Ridder Dijkshoorn, director of the Chessmen Museum, knows his collection like the back of his hand. Who better than him to talk about the amazing chess games? Visitors frequently ask him all sorts of questions. And the answers vary!
Ridder: “When people ask me what my favorite or most beloved chess game is, I tend to say the Chinese puzzle ball game. This set was made around 1820 in China. It is carved out of ivory and was specially made for export purposes to Western Europe. Even back then things were Made in China“. A description of this set can be found in the 2011 edition of essays on the museum’s collection.
A surprising find
“Lately, this question leads me to a chess game that is on display somewhere at the bottom of a show case in a little room at the back of the museum. In this room all of the chess sets are on display that I bought from the heirs to mister Glotzbach, in 2006, right after the Museum opened its doors. This collector had left 73 chess games to his five sons and daughters and they did not know how to divide the collection between them. Fortunately, a grandson of mister Glotzbach knew that I had just opened the Chessmen Museum. The family thought it was a good idea that their father and grandfather’s collection remained together and that it would be on display at a museum.”

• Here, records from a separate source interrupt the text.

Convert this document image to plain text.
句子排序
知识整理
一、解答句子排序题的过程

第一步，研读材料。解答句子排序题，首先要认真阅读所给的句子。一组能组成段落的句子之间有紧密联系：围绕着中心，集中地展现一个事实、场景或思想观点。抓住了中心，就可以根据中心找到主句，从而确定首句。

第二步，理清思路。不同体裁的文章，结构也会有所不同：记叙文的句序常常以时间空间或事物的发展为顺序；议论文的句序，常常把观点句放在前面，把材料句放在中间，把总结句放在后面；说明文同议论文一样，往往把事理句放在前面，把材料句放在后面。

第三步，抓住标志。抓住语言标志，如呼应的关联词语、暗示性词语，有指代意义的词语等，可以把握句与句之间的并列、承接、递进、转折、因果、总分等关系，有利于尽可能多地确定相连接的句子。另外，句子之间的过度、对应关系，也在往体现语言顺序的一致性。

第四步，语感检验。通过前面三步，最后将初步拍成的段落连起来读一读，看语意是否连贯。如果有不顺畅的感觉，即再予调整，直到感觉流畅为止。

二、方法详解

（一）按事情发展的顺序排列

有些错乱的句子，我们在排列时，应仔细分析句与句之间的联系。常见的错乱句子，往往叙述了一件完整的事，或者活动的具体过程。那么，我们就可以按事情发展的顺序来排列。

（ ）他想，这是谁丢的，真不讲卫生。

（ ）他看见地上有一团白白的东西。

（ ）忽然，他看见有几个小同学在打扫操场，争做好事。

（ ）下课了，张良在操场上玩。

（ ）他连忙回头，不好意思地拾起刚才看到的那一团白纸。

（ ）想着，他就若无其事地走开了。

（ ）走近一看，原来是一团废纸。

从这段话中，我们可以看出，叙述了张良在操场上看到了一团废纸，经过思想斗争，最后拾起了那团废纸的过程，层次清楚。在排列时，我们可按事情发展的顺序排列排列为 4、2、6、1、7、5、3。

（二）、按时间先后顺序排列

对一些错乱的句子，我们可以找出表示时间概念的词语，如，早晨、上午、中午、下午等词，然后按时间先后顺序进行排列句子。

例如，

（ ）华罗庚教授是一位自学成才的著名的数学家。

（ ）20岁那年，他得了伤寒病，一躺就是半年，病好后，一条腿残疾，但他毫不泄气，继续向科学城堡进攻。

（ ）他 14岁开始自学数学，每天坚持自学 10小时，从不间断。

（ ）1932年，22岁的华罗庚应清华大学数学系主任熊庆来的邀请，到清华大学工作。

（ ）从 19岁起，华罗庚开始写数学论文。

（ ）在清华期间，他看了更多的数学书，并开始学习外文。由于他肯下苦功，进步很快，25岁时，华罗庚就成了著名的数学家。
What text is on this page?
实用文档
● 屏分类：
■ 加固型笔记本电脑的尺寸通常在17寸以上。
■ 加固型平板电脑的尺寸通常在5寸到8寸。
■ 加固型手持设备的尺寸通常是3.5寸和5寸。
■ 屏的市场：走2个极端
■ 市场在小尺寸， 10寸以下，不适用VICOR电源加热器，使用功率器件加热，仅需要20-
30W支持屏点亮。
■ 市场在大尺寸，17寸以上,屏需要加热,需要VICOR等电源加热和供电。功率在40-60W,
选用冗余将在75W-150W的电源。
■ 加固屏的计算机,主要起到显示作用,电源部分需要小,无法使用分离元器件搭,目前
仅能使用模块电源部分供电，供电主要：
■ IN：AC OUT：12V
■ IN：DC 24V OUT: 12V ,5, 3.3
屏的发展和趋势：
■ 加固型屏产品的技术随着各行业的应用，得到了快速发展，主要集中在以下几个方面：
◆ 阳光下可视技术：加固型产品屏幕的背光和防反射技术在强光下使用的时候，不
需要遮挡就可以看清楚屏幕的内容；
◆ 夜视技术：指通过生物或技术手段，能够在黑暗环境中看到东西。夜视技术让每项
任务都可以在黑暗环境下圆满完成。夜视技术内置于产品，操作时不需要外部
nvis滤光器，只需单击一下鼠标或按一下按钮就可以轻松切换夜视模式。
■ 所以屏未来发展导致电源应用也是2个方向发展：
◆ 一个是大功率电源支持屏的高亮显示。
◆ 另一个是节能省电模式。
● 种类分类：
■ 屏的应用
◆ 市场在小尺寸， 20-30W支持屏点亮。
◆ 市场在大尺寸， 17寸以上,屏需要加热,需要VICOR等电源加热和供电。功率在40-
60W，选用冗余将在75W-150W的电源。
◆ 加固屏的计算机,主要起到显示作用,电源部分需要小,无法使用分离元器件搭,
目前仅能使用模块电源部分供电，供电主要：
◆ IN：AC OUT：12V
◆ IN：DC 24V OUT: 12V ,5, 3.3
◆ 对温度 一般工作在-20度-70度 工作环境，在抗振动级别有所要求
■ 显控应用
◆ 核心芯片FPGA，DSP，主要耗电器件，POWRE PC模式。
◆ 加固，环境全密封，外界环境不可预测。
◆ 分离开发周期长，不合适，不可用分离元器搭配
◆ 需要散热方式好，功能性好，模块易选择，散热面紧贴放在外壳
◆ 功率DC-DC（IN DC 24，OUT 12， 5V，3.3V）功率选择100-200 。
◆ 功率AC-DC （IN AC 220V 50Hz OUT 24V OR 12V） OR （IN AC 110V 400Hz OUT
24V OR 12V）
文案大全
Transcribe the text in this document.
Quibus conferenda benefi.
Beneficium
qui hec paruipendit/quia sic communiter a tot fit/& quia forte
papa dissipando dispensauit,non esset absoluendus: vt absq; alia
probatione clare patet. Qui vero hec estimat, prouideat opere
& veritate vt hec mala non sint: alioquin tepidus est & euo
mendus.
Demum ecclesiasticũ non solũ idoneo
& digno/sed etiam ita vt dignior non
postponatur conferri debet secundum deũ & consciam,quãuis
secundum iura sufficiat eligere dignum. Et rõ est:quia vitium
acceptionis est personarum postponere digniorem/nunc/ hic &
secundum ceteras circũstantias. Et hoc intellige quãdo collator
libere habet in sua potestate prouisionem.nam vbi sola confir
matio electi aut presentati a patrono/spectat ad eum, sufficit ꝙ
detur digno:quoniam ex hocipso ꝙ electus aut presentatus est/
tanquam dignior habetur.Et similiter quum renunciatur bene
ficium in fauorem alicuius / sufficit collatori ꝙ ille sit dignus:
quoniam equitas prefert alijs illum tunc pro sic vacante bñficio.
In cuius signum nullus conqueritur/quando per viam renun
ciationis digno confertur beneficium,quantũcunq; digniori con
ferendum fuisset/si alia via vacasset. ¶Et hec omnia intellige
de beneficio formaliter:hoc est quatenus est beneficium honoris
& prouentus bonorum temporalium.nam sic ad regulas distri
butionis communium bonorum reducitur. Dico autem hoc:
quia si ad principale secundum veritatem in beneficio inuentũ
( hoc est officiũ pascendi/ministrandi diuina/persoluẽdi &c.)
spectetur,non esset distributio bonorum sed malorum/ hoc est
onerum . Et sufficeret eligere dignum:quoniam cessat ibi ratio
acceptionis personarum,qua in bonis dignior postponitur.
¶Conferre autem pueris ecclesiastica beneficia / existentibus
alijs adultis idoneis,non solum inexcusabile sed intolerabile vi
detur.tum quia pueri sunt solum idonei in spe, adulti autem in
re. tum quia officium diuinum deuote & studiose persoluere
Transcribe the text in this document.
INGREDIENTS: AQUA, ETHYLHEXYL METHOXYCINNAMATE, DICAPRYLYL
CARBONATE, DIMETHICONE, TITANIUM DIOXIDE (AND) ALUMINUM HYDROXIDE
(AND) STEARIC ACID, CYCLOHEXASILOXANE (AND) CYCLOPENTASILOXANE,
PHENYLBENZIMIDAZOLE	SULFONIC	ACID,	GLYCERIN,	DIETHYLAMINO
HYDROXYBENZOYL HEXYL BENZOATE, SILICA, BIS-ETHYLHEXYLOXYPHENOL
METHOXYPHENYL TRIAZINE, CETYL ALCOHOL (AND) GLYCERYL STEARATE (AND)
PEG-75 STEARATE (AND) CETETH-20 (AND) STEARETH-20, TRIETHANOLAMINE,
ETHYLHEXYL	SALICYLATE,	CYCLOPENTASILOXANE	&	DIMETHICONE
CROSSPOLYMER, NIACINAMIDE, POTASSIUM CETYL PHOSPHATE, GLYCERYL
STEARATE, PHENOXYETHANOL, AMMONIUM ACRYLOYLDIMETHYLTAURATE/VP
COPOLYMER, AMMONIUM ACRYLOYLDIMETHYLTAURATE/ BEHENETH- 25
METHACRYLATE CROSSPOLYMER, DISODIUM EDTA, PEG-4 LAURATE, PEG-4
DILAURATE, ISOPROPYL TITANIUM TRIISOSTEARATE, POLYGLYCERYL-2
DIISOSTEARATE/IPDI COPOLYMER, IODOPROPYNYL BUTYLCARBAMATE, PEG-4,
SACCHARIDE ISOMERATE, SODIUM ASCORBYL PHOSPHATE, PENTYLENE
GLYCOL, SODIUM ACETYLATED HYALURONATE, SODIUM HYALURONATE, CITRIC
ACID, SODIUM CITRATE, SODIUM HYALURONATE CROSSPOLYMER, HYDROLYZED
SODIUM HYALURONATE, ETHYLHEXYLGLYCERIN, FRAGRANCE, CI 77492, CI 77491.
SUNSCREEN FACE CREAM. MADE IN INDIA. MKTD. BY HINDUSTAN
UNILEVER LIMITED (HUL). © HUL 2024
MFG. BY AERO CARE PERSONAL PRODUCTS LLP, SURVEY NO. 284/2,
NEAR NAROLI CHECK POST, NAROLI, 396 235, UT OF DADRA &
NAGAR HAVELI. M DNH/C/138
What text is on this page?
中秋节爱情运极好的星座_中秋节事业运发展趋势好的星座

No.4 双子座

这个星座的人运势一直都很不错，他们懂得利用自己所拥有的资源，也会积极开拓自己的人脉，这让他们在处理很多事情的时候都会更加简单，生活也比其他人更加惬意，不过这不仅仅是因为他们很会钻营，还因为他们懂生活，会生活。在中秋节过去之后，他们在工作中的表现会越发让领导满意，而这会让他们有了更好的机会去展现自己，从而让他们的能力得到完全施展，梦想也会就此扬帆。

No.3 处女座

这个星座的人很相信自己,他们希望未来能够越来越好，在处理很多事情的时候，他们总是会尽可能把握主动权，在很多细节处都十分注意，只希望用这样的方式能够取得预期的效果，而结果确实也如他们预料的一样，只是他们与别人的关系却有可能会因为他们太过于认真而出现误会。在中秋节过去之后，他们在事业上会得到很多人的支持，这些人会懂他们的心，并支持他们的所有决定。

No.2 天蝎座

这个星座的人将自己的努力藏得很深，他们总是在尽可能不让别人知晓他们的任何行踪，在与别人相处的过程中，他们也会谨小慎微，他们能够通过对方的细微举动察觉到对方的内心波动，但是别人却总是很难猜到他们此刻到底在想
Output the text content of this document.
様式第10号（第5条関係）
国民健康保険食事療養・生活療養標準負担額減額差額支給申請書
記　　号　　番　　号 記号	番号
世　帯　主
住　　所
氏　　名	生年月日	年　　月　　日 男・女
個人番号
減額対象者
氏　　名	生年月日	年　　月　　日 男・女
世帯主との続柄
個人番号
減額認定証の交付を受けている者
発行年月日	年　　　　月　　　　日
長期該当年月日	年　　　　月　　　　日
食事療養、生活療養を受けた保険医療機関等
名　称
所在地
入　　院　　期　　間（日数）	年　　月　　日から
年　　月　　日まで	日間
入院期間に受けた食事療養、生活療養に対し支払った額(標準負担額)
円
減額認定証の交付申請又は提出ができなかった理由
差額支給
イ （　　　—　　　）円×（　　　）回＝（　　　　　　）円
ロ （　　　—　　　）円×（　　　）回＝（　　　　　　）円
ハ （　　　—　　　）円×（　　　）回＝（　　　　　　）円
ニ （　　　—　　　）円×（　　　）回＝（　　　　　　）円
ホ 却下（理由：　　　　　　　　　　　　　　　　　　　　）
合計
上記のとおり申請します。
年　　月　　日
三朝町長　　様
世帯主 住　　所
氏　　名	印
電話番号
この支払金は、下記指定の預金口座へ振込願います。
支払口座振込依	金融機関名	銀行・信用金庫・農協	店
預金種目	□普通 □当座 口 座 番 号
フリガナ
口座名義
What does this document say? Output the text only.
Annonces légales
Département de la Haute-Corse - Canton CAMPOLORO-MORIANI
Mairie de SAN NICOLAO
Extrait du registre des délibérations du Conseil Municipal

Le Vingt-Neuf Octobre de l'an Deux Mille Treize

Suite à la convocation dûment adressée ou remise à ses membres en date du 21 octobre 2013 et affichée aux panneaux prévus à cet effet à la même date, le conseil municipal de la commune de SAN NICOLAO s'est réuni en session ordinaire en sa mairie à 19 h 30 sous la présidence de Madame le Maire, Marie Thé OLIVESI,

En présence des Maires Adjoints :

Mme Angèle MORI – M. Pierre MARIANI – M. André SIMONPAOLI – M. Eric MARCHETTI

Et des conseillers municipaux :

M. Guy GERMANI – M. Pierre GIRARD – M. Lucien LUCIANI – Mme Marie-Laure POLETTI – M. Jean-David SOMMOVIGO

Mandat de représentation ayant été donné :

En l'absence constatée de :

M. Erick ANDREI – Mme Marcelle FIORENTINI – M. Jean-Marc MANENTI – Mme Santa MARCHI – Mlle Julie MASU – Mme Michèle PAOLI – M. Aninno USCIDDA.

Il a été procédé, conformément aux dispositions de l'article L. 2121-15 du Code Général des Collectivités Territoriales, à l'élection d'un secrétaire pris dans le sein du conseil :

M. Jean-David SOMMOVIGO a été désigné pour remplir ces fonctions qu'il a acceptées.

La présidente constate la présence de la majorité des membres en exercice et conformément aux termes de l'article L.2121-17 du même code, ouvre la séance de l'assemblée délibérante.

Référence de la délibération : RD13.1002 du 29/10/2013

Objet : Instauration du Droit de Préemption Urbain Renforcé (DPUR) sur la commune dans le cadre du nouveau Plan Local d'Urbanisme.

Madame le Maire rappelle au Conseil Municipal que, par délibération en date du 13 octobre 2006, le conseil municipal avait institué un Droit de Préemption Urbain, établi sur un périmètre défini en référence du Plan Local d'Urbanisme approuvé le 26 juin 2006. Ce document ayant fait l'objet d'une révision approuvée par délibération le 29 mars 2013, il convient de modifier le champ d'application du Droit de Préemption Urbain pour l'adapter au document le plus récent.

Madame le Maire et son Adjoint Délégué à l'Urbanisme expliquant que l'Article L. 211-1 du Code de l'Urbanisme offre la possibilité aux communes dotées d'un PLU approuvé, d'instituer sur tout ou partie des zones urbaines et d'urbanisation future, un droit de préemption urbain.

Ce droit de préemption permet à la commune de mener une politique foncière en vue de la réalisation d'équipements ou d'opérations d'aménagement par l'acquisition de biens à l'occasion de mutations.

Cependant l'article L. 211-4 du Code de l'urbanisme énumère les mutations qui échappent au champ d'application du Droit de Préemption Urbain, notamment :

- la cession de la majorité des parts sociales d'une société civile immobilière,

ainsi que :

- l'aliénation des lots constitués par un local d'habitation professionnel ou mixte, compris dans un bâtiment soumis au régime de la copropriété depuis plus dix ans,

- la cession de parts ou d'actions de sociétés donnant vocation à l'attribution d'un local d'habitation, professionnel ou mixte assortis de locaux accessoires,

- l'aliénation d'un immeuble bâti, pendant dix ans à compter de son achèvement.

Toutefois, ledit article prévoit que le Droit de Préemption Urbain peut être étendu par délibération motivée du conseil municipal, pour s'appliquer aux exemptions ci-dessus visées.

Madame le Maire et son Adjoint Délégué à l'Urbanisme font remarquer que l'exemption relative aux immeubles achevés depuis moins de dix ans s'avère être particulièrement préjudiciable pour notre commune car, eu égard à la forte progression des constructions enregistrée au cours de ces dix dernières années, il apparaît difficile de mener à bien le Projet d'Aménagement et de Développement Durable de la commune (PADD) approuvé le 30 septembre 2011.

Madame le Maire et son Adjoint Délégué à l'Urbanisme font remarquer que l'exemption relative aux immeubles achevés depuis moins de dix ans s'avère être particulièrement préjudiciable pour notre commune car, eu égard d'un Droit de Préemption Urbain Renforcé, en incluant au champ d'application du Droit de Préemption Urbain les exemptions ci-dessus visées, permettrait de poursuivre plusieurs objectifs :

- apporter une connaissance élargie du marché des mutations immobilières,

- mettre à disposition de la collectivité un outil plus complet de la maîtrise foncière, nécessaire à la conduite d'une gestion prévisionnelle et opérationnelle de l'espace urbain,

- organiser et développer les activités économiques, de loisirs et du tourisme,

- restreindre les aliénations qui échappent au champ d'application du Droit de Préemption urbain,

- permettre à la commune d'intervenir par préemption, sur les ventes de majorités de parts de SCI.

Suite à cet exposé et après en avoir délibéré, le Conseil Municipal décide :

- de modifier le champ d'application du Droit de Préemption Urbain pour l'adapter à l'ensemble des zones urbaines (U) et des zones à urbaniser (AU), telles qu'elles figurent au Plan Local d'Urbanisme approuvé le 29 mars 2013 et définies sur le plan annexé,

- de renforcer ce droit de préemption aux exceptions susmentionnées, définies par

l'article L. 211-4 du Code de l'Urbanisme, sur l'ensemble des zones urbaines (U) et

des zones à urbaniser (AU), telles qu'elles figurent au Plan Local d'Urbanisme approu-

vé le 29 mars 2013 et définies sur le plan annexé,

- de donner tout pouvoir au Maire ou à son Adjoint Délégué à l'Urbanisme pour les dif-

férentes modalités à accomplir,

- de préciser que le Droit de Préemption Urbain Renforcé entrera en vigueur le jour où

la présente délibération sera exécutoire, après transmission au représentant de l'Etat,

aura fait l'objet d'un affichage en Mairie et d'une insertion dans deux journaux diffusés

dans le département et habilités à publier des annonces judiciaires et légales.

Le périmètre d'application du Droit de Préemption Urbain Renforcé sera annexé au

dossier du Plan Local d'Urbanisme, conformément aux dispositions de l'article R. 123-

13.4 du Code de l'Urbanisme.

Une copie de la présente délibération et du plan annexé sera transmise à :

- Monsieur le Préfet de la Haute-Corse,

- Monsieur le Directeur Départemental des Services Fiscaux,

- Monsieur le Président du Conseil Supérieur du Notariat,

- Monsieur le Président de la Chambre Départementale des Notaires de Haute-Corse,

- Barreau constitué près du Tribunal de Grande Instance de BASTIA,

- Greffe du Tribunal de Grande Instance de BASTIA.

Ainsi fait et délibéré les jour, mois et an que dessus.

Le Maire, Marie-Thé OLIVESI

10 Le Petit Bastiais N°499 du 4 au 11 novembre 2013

“When opening all the boxes that contained the collection, I nearly fell over backwards in surprise when I found a chess set made of cork. ‘Is this….; it couldn’t be…; is it really….?’. Could this cork chess game be the same one that I saw years ago when working at a psychiatric hospital in The Hague? In those days I was working as a resident there and the chess set had been made by a patient in creative therapy. I wanted to buy it but I didn’t have the money for it then. I had just moved from a student dorm in Groningen to a flat in The Hague where I moved in with my girlfriend, who would later be my wife (and even later, ex-wife). Unfortunately, all of a sudden the chess game disappeared from the display case in the creative therapy room. Sold”.
Coincidence or karma?
“Luckily for me, mister Glotzbach was a very precise man and he had kept a record of all the chess games stating where and when he had bought them and for how much. So I could check! My heart was beating when I got out the register and looked through the serial numbers that mister Glotzbach had given his purchases. Next to the number of the cork chess set I found the information I was looking for: he had bought it on the 19th of May 1976 for 75 guilders on the annual market held by the Rosenburg Psychiatric Center in The Hague. And the game was indeed made by a patient.”
“Nearly exactly 30 years after mister Glotzbach had ‘stolen it right from under my nose’ it came in my possession, through him and his children. At that moment I could only think that the ‘ways of the Universe are very mysterious sometimes. This is wholeheartedly confirmed by visitors of the Chessmen Museum, every time I tell this story.”